Friday, September 20, 2013

Leak repair day two


Yesterday was a tough day. Today looked to be more of the same but when a fight can’t be avoided it is best to step in angry and swinging and looking to make something happen. Right off two things seemed obvious. The first was that, once again, Kintala was suffering the after effects of another seriously defective repair. The second was that the rudder would need to come down to be sure of fixing it for good and for true. The Senior Boat Guru in these parts agreed so I waded into the fray with grinder locked and loaded.

It turns out pulling the rudder isn’t that big of a deal; so long as one has a 40 ton travel lift nearby that can pick the keel about six feet off the ground. All of the assorted lines and cables and pulleys associated with the primary and wind vane steering system were removed as part of dropping the rudder which also allowed pretty good access to the area needing repaired. Well, pretty good for a place buried under the cockpit and about as deep in the boat as one can go.

Several hours of work later it became clear that having this happen may have averted a serious, perhaps fatal, problem.
The repair at the base of the rudder tube was so badly done that, eventually, it simply had to fail. Instead of fiberglass tape and resin some fool had spooged epoxy paste around the base of the rudder tube. Not thickened epoxy resin, just run-of-the-mill epoxy past; brittle and prone to cracks when flexed. Flexing is inevitable given two months of picking the boat, putting it on stands, putting it on a truck, driving 800 plus miles, and picking it two more times, and is something which would assuredly happen even worse pounding into building weather. Not only was the wrong material applied, it was applied in an appallingly bad manor. I ground a flat washer out from the middle of the spooge. It was like finding a cockroach baked into your pancake.

In addition, the rudder is held on by an impressive bronze fitting that bolts through the skeg and clamps around the rudder shaft (called a “shoe”). Six bolts hold this thing together. On Kintala, one bolt was simply too short; shoved in the hole and held in place by bottom paint it wasn’t actually holding anything. Three of the other bolt holes had the threads stripped from them. I didn't strip them getting them out. Someone stripped them putting them in. All that was holding them is place was friction. There were just two bolts holding this unit together; two bolts holding the rudder on the boat. This was a failure destined to happen. If the leak didn’t doom the boat first, the mount would fail in a way that would jam the rudder IF it didn’t just fall out of the boat altogether.




The fix is going to take several days. Since the steering is apart anyway it seems best to replace the cables as well. They are 30 years old and damaged by yet another bit of appallingly poor maintenance. I’m still a bit discouraged and more than a bit angry. Some of what I am finding on this boat is not just lazy and stupid and low rent, it borders on criminal negligence. The good news there are few places left on the boat where such work can hide. So all it not lost just yet.

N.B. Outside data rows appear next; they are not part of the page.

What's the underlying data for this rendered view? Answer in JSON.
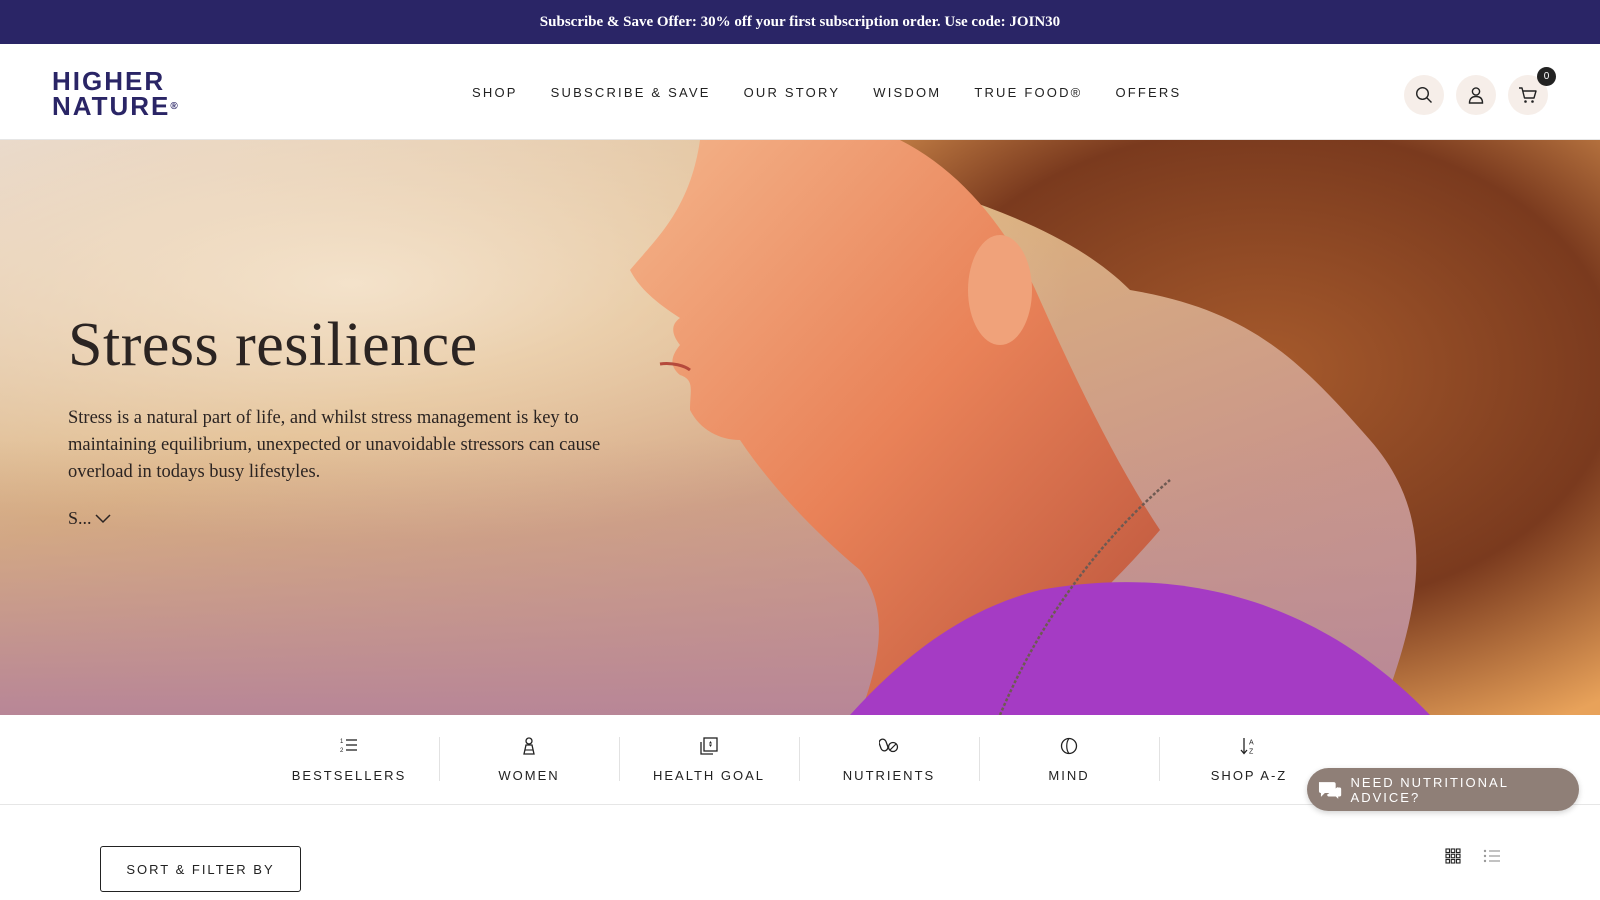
{
  "promo": {
    "text": "Subscribe & Save Offer: 30% off your first subscription order. Use code: JOIN30"
  },
  "brand": {
    "line1": "HIGHER",
    "line2": "NATURE",
    "mark": "®"
  },
  "nav": {
    "items": [
      "SHOP",
      "SUBSCRIBE & SAVE",
      "OUR STORY",
      "WISDOM",
      "TRUE FOOD®",
      "OFFERS"
    ]
  },
  "header_icons": {
    "search": "search-icon",
    "account": "user-icon",
    "cart": "cart-icon",
    "cart_count": "0"
  },
  "hero": {
    "title": "Stress resilience",
    "text": "Stress is a natural part of life, and whilst stress management is key to maintaining equilibrium, unexpected or unavoidable stressors can cause overload in todays busy lifestyles.",
    "more_label": "S..."
  },
  "categories": [
    {
      "label": "BESTSELLERS",
      "icon": "list-ranking-icon"
    },
    {
      "label": "WOMEN",
      "icon": "woman-icon"
    },
    {
      "label": "HEALTH GOAL",
      "icon": "health-goal-icon"
    },
    {
      "label": "NUTRIENTS",
      "icon": "capsules-icon"
    },
    {
      "label": "MIND",
      "icon": "mind-icon"
    },
    {
      "label": "SHOP A-Z",
      "icon": "sort-az-icon"
    }
  ],
  "advice": {
    "label": "NEED NUTRITIONAL ADVICE?"
  },
  "toolbar": {
    "sort_filter_label": "SORT & FILTER BY"
  },
  "colors": {
    "promo_bg": "#2a2566",
    "brand": "#2a2566",
    "advice_bg": "#8f7f77",
    "icon_bg": "#f6eee9"
  }
}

Boats sometimes just disappear and fade into mystery. From what I have seen of this industry some of those disasters must be the result of truly horrid maintenance finally catching someone out at the worst possible time. (Which has me thinking delivery Captains are about the boldest people I've run across lately. Take an old boat whose service history is unknown off to some distant shore? I'd rather repo airplanes.)

As bad, and as lingering, as yesterday's disappointment was, it is still better than having the rudder fall out of the boat 100 miles out to sea in building weather. But this should not have happened at all.

4 comments:

Latitude 43 said...

Holy Crap! OK, you deserve to be angry. I would be too. The good thing is, you have just about repaired everything on that boat. So, you can float in comfort. The rest of us will just have to keep our life jackets handy.

Capt. Mike said...

I would just like to say I am amazed at your never say die attitude. I think if I had been through all the major repairs that you have found since buying your boat I might have been tempted to turn off the bilge pump. Hang in there we are all rooting for you.

Deb said...

@Mike - can't say as the thought hasn't occurred...I don't think the insurance company would take too well to the idea though.

@Paul - when we showed the rudder shoe screws to the guy next to us getting his Bristol 39 ready to cruise, he looked a little worried about his boat.

SV Pelagia said...

Much better to find this where you are now! (Try having your steering nearly fail while 100 nm off the Oregon coast!)

Our steering seems to good now. Went for a sail yesterday in SF Bay.